- Last Updated: September 13, 2011
Solar power modules, much like electronics, contain a variety of potentially hazardous materials, and cannot be safely disposed of in landfills. Solar panels generally function for 20-25 years, so the majority of panels manufactured are still in use. However, in years to come, their disposal could become an issue. New companies like PV Recycling are therefore looking for ways to recycle or reuse these solar modules when they have reached the end of their lifespan.

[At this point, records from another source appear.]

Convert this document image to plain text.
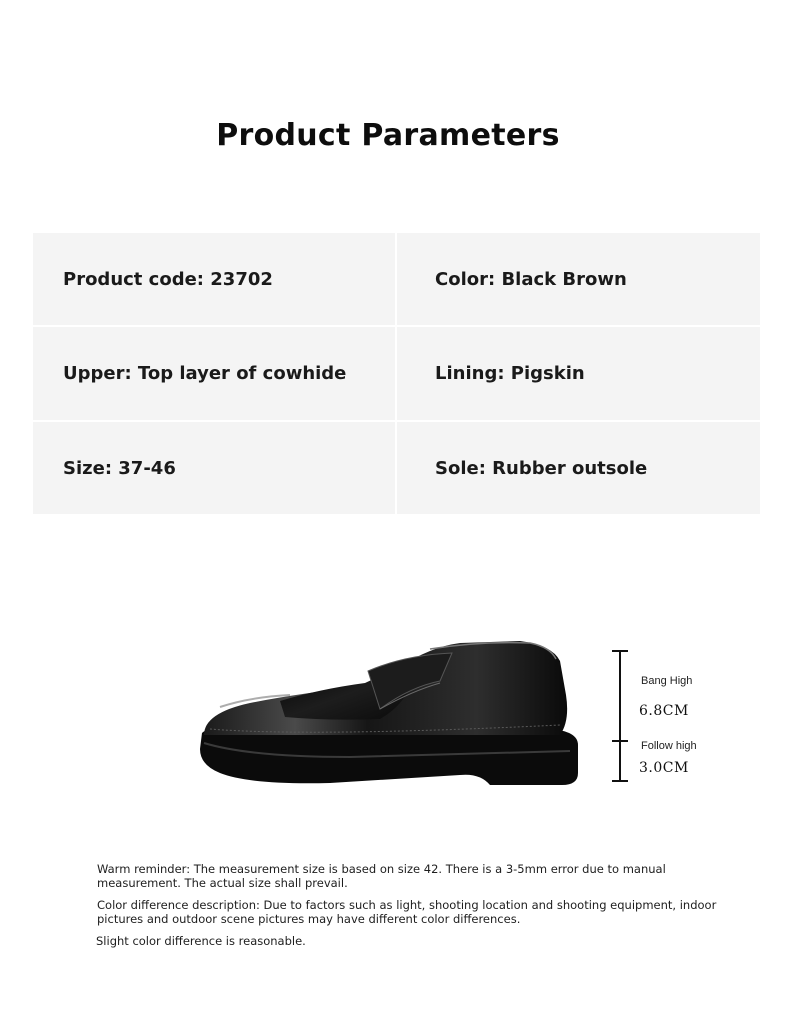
Product Parameters
Product code: 23702	Color: Black Brown
Upper: Top layer of cowhide	Lining: Pigskin
Size: 37-46	Sole: Rubber outsole
Bang High
6.8CM
Follow high
3.0CM

Warm reminder: The measurement size is based on size 42. There is a 3-5mm error due to manual measurement. The actual size shall prevail.

Color difference description: Due to factors such as light, shooting location and shooting equipment, indoor pictures and outdoor scene pictures may have different color differences.

Slight color difference is reasonable.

The solar industry in the United States has been steadily expanding, with 320 megawatts (MW) of system equipment installed in 2008, and a predicted 2,000 MW of panel modules to be installed during 2012. This rate of growth, due in part to the cost of solar power growing more cost-efficient, will put the U.S. solar capacity ahead of industry leaders like Germany, but brings with it more disposal problems. Scrap material, failed panels, and panels broken in transport will be likely to increase as the industry expands. PV Recycling is one of the businesses that have arisen to tackle the problem of how to dispose of this equipment.
Interviews with manufacturers conducted by PV Recycling showed that all manufacturers favored recycling as a way of ensuring that their technology remained green during all stages of its lifespan, and 80 percent wanted third-party companies to handle the recycling.
Currently, toxic materials like cadmium, silicon tetrachloride, and indium are used in solar panels. Environmental organizations and recycling companies are now encouraging manufacturers to prepare for recycling in the design phase, using less harmful materials and creating panels meant to be disposed of cleanly. For example, changing the process to make silicon crystals during panel production would not only use less energy during manufacturing, but would also make the silicon more easily reusable.
Recycling materials, even rare ones such as cadmium and tellurium, can be an expensive process. In fact, at the present time it is cheaper to use new materials, but as this is in part due to the lack of large-scale recycling programs. As more solar panels need to be recycled, companies anticipate that the costs will decrease.